Le fait que le dernier scandale de corruption en date touche le secteur de l’énergie est donc particulièrement préjudiciable au gouvernement et au moral de la population.
Les agences anticorruption ukrainiennes, qui sont indépendantes du pouvoir, viennent de publier les conclusions de l’opération Midas, une enquête de 15 mois menée sur Energoatom, l’opérateur public de toutes les centrales nucléaires ukrainiennes. Avec une capacité totale de près de 14 000 mégawatts, Energoatom est le plus grand producteur d’électricité d’Ukraine.
Les enquêteurs affirment avoir mis au jour l’existence d’un vaste système de pots-de-vin représentant entre 10 % et 15 % de la valeur des contrats des fournisseurs, soit l’équivalent d’environ 86 millions d’euros. Des perquisitions ont été menées en 70 lieux à travers le pays le 10 novembre. Sept personnes ont été inculpées et cinq sont en détention.

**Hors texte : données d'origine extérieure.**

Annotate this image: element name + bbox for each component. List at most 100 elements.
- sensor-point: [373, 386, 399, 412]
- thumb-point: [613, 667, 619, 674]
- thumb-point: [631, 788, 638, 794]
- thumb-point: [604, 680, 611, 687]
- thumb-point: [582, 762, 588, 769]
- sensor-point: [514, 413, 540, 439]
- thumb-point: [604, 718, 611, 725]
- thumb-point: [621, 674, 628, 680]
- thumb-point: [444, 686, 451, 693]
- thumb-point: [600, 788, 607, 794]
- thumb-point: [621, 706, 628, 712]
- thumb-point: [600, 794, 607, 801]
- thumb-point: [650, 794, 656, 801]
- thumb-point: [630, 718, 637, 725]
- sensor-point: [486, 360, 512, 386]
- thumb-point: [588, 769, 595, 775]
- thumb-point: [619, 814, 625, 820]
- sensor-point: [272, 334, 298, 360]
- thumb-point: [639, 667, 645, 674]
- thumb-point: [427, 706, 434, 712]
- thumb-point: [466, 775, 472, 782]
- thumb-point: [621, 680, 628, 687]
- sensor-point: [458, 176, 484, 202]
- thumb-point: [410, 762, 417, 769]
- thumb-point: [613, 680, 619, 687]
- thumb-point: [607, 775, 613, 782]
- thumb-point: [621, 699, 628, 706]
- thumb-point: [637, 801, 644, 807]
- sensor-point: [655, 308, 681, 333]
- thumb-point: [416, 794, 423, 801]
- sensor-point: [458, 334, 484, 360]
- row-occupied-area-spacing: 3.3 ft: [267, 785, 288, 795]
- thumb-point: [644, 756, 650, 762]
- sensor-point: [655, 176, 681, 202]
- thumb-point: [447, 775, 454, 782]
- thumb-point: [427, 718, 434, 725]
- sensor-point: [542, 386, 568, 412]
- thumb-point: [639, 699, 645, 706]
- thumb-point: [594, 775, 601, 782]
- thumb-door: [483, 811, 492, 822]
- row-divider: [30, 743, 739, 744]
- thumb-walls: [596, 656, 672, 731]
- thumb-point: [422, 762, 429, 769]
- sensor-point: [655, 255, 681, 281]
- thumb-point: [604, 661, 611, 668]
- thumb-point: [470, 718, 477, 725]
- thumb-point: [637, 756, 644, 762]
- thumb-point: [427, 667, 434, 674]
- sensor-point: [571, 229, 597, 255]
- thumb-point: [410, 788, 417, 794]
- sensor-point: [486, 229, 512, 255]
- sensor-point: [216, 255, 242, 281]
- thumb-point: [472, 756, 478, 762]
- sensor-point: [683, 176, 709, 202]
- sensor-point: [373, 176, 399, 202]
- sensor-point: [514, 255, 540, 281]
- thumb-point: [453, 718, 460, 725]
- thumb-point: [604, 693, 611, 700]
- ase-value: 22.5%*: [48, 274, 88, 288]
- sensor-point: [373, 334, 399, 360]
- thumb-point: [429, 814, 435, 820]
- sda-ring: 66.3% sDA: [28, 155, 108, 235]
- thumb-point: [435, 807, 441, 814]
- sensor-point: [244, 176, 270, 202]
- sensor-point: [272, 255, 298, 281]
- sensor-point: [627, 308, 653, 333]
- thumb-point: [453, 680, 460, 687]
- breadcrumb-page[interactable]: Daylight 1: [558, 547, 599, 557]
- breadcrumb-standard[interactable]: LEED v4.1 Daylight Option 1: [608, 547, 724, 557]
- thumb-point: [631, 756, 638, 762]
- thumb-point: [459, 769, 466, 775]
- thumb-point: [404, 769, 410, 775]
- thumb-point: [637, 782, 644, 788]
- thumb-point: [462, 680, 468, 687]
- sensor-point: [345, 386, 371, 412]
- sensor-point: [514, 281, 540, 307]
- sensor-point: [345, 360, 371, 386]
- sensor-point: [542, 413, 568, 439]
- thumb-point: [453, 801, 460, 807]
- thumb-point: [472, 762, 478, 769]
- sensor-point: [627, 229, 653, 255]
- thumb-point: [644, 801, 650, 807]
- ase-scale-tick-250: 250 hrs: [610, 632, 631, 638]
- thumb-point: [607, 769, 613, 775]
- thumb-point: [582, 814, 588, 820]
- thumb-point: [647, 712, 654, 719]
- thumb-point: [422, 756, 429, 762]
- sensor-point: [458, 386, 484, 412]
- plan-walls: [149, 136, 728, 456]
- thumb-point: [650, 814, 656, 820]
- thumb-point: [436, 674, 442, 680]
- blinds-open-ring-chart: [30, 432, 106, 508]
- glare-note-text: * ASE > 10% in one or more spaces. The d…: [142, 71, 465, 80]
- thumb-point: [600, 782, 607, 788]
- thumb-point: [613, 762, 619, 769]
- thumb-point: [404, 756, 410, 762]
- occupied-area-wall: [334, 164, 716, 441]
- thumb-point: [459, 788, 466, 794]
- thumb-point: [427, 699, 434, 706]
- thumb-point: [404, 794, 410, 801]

Le cerveau de ce système corrompu serait Timur Mindich, un homme d’affaires et producteur de films, qui s’est enfui précipitamment d’Ukraine à la veille des perquisitions. Ce qui rend cette affaire très dangereuse pour Zelensky, c’est que Mindich est copropriétaire, avec le président ukrainien, du studio Kvartal 95, la boîte de production qui a tourné les séries et émissions ayant rendu Zelensky célèbre en tant que comédien avant son accession à la présidence en 2019.

Harry Boone/X
Une fois de plus, de proches collaborateurs du président sont éclaboussés par un scandale, ce qui compromet Zelensky par association. La question se pose de savoir s’il aurait pu agir plus tôt pour mettre fin à ces agissements.
Mais la façon dont cette affaire s’est déroulée indique également qu’il s’agit de la manifestation d’un conflit beaucoup plus profond qui se déroule en coulisses entre des groupes de l’élite qui se disputent le contrôle du dernier actif précieux de l’État : le secteur de l’énergie.
Campagnes de dénigrement
Ce dernier épisode est le dernier en date d’une série d’événements qui remonte à l’été dernier, lorsque le groupe parlementaire « Serviteur du peuple » – le parti de Zelensky – a tenté de mettre fin à l’indépendance des agences anticorruption ukrainiennes. Des manifestations massives, qui ont rassemblé essentiellement de jeunes Ukrainiens, ont alors contraint le gouvernement à revenir sur sa décision.
À ce moment-là, des rumeurs concernant l’existence d’enregistrements secrets de conversations impliquant Mindich ont commencé à circuler dans les médias ukrainiens. Cependant, aucun détail sur le contenu de ces conversations n’a été divulgué à l’époque, et les allégations de corruption ne sont restées que des spéculations.
Alors que le gouvernement s’est retrouvé sous une pression croissante après les frappes aériennes massives menées par la Russie contre le secteur énergétique le 10 octobre, qui ont privé la population ukrainienne d’électricité pendant près d’une journée entière, les accusations ont commencé à fuser. L’attention s’est portée sur Volodymyr Kudrytsky, l’ancien directeur d’Ukrenergo, le principal opérateur du réseau électrique ukrainien.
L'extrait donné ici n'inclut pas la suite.